PD Editorial: Pension watchdog needs time

When the Sonoma County Board of Supervisors approved a series of steps and goals to reduce mounting pension costs in November 2011, one of its plans was to create a citizens advisory committee to give the county feedback on how it was doing.|

When the Sonoma County Board of Supervisors approved a series of steps and goals to reduce mounting pension costs in November 2011, one of its plans was to create a citizens advisory committee to give the county feedback on how it was doing.

It was a needed measure of accountability. Taxpayers deserved a voice in a process that was dominated by officials - from public employee unions, the Sonoma County Employee Retirement Association and the Board of Supervisors itself - who stood to receive retirement benefits from the county.

A watchdog committee would offer a chance for private citizens, who will end up paying most of the cost of pension increases approved more than 10 years ago, to be represented.

Last week, supervisors finally authorized such a committee, and the county is now searching for people to serve. But the committee is so limited in scope that it threatens its long-term effectiveness.

In discussing an independent citizens committee, the county’s 2011 pension report noted, “If such a committee is created, it should exist to bolster increased community engagement, add insight and value to a challenging and complex process, and build an improved understanding for all parties.”

Unfortunately, the board has decided to make this a temporary committee, one that will have a mere six to nine months to do all of that.

We have no argument with the specific tasks that the committee will be given.

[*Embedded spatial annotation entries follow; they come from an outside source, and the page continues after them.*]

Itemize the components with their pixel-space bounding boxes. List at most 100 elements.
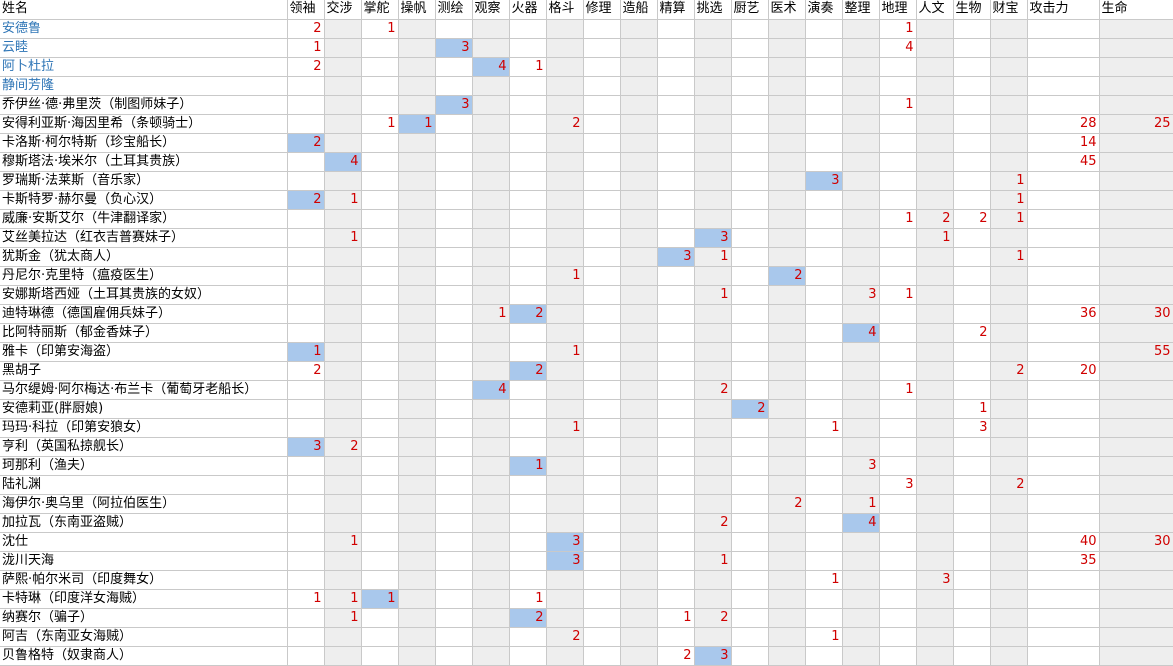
skill-cell[interactable] [990,323,1028,343]
life-cell[interactable] [1099,209,1173,229]
skill-cell[interactable] [361,361,399,381]
column-header[interactable]: 造船 [620,0,658,20]
character-name-cell[interactable]: 萨熙·帕尔米司（印度舞女） [0,570,288,590]
skill-cell[interactable] [805,304,843,324]
skill-cell[interactable] [990,532,1028,552]
skill-cell[interactable]: 4 [472,380,510,400]
skill-cell[interactable]: 3 [435,95,473,115]
skill-cell[interactable] [842,38,880,58]
skill-cell[interactable]: 1 [805,418,843,438]
skill-cell[interactable] [509,38,547,58]
skill-cell[interactable] [583,513,621,533]
skill-cell[interactable] [731,304,769,324]
skill-cell[interactable] [694,133,732,153]
character-name-cell[interactable]: 马尔缇姆·阿尔梅达·布兰卡（葡萄牙老船长） [0,380,288,400]
skill-cell[interactable] [879,494,917,514]
skill-cell[interactable] [842,266,880,286]
character-name-cell[interactable]: 雅卡（印第安海盗） [0,342,288,362]
character-name-cell[interactable]: 阿吉（东南亚女海贼） [0,627,288,647]
skill-cell[interactable] [842,190,880,210]
life-cell[interactable] [1099,608,1173,628]
skill-cell[interactable] [916,266,954,286]
skill-cell[interactable] [509,532,547,552]
skill-cell[interactable] [472,608,510,628]
skill-cell[interactable] [287,399,325,419]
skill-cell[interactable] [546,399,584,419]
attack-cell[interactable] [1027,437,1100,457]
skill-cell[interactable] [842,171,880,191]
skill-cell[interactable] [324,76,362,96]
skill-cell[interactable] [768,589,806,609]
skill-cell[interactable] [768,190,806,210]
attack-cell[interactable] [1027,570,1100,590]
skill-cell[interactable]: 2 [509,361,547,381]
skill-cell[interactable] [953,114,991,134]
skill-cell[interactable]: 1 [509,456,547,476]
skill-cell[interactable] [546,475,584,495]
skill-cell[interactable] [916,38,954,58]
skill-cell[interactable] [694,342,732,362]
life-cell[interactable] [1099,133,1173,153]
skill-cell[interactable]: 4 [472,57,510,77]
skill-cell[interactable] [768,627,806,647]
life-cell[interactable] [1099,285,1173,305]
column-header[interactable]: 医术 [768,0,806,20]
skill-cell[interactable] [805,19,843,39]
skill-cell[interactable] [435,608,473,628]
skill-cell[interactable] [768,171,806,191]
skill-cell[interactable] [435,285,473,305]
skill-cell[interactable]: 4 [879,38,917,58]
skill-cell[interactable] [287,570,325,590]
skill-cell[interactable] [731,57,769,77]
life-cell[interactable] [1099,646,1173,666]
attack-cell[interactable] [1027,209,1100,229]
life-cell[interactable] [1099,380,1173,400]
attack-cell[interactable]: 40 [1027,532,1100,552]
skill-cell[interactable] [916,285,954,305]
skill-cell[interactable] [953,304,991,324]
skill-cell[interactable] [435,114,473,134]
life-cell[interactable] [1099,57,1173,77]
skill-cell[interactable] [879,76,917,96]
skill-cell[interactable] [509,342,547,362]
skill-cell[interactable] [953,494,991,514]
skill-cell[interactable] [324,19,362,39]
skill-cell[interactable] [953,342,991,362]
skill-cell[interactable] [731,114,769,134]
skill-cell[interactable] [694,437,732,457]
skill-cell[interactable] [694,209,732,229]
skill-cell[interactable] [842,418,880,438]
skill-cell[interactable] [509,247,547,267]
skill-cell[interactable] [361,57,399,77]
skill-cell[interactable] [620,228,658,248]
skill-cell[interactable] [805,152,843,172]
skill-cell[interactable] [398,380,436,400]
skill-cell[interactable] [694,171,732,191]
skill-cell[interactable]: 2 [546,627,584,647]
skill-cell[interactable] [879,399,917,419]
skill-cell[interactable] [509,209,547,229]
skill-cell[interactable] [361,76,399,96]
column-header[interactable]: 观察 [472,0,510,20]
skill-cell[interactable] [361,608,399,628]
skill-cell[interactable] [768,57,806,77]
skill-cell[interactable]: 1 [879,380,917,400]
skill-cell[interactable] [546,361,584,381]
skill-cell[interactable] [879,171,917,191]
skill-cell[interactable] [953,152,991,172]
skill-cell[interactable] [287,171,325,191]
skill-cell[interactable] [472,456,510,476]
skill-cell[interactable] [324,114,362,134]
skill-cell[interactable] [657,551,695,571]
skill-cell[interactable] [324,209,362,229]
skill-cell[interactable] [842,608,880,628]
life-cell[interactable]: 30 [1099,304,1173,324]
skill-cell[interactable] [398,532,436,552]
skill-cell[interactable] [472,418,510,438]
skill-cell[interactable] [509,19,547,39]
skill-cell[interactable] [546,285,584,305]
skill-cell[interactable] [879,133,917,153]
character-name-cell[interactable]: 安德鲁 [0,19,288,39]
skill-cell[interactable] [916,342,954,362]
skill-cell[interactable] [916,19,954,39]
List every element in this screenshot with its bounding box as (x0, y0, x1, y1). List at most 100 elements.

The panel will be asked to develop recommendations for the board on how to reduce pension costs, ideas that could include negotiating a lower benefit formula for new employees as well as requiring longtime employees to boost the amount they contribute toward their retirement.

We also concur with the board’s decision to make sure the committee, which will include five to seven members, is made up primarily of people who don’t currently benefit from the county’s retirement system, although we don’t see a reason why it must be entirely so, particularly if there’s a qualified applicant experienced in the field who happens to have a vested interest.

This is particularly true if it involves a former county employee who retired prior to the era of enhanced benefits. These retirees have as much at stake as anyone in ensuring the county’s retirement costs get down to sustainable levels.

The county, with the help of pension reforms mandated by the state, has taken some important steps toward doing just that.

It also has set some noble objectives, including a goal of cutting pension-related costs to 10 percent of total payroll for salaries and benefits by 2024. At the moment, it is closer to 20 percent.

But the county still has a long way to go. Total retirement costs have grown by more than 500 percent since 2000 and threaten to grow higher, even with a surging stock market. Meanwhile, the county is some $449 million behind in setting aside enough money to meet its long-term financial obligations to retirees. The county also is on the hook for some $459?million in pension obligation bonds.

County officials have repeatedly noted that this pension problem will take years to resolve. We don’t dispute that. But if that’s the case, why is it that the county is only willing to give this citizens watchdog group six to nine months to do its job?

To be effective, this committee needs to be independent. It needs to have the ability to share its findings and recommendations freely. And, until the county clearly has retirement costs under control, it needs to operate without an expiration date hanging over its head.